Compared to polycrystalline semiconductors, amorphous semiconductors offer inherent cost-effective, simplicity, and uniform manufacturing. Traditional amorphous hydrogenated Si falls short in electrical properties, necessitating the exploration of new materials. The creation of high-mobility amorphous n-type metal oxides, such as a-InGaZnO¹, and their integration into thin-film transistors (TFTs) have propelled advancements in modern large-area electronics and new-generation displays^2–8. However, finding comparable p-type counterparts poses significant challenges, impeding the progress of complementary metal-oxide-semiconductor (CMOS) technology and integrated circuits^9–11. Here, we introduce a pioneering design strategy for amorphous p-type semiconductors, incorporating high-mobility tellurium within an amorphous tellurium sub-oxide matrix, and demonstrate its utility in high-performance, stable p-channel TFTs, and complementary circuits.
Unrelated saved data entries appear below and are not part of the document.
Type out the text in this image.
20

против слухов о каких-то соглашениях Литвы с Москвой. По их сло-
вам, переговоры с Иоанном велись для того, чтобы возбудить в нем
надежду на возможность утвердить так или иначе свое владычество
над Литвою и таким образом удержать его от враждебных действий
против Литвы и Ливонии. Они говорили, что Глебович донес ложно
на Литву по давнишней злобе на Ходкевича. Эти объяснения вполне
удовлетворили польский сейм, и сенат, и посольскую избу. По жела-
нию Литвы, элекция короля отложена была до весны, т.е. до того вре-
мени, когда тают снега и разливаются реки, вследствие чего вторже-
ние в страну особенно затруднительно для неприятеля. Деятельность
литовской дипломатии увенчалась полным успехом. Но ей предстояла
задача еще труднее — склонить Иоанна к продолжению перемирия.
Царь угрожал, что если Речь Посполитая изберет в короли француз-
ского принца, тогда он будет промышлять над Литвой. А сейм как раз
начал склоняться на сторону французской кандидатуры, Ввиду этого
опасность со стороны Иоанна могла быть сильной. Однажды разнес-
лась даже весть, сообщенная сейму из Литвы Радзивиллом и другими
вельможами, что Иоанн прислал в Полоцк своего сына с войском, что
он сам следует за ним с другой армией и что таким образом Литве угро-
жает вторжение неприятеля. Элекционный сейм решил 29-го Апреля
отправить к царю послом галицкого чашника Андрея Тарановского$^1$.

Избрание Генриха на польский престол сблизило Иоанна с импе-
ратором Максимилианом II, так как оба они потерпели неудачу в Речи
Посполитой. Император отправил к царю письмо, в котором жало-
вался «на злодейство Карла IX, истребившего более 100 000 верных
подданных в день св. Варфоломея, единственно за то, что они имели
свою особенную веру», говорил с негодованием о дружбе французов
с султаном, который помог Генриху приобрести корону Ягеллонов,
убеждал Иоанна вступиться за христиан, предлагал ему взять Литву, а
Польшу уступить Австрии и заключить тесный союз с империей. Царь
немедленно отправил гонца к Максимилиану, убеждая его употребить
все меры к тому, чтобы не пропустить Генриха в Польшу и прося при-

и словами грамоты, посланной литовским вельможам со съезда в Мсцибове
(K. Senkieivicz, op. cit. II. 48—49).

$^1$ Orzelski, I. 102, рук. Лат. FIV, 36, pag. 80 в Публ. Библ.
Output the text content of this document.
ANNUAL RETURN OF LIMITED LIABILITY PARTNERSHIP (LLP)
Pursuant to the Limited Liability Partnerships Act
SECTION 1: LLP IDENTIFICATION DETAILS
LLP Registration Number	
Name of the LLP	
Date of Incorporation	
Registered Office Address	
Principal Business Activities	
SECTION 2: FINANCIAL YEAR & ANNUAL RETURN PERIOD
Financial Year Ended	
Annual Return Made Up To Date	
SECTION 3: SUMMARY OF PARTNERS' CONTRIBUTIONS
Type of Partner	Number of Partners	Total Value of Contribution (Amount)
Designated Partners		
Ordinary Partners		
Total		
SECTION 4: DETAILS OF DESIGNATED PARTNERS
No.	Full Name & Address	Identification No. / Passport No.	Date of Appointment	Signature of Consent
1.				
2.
Theoretical analysis unveils a delocalised valence band from tellurium 5p bands with shallow acceptor states, enabling excess hole doping and transport. Selenium alloying suppresses hole concentrations and facilitates the p orbital connectivity, realising high-performance p-channel TFTs with an average field-effect hole mobility of ~15 cm² V⁻¹ s⁻¹ and on/off current ratios of 10⁶ ~ 10⁷, along with wafer-scale uniformity and long-term stabilities under bias stress and ambient aging. This study represents a crucial stride towards establishing commercially viable amorphous p-channel TFT technology and complementary electronics in a low-cost and industry-compatible manner.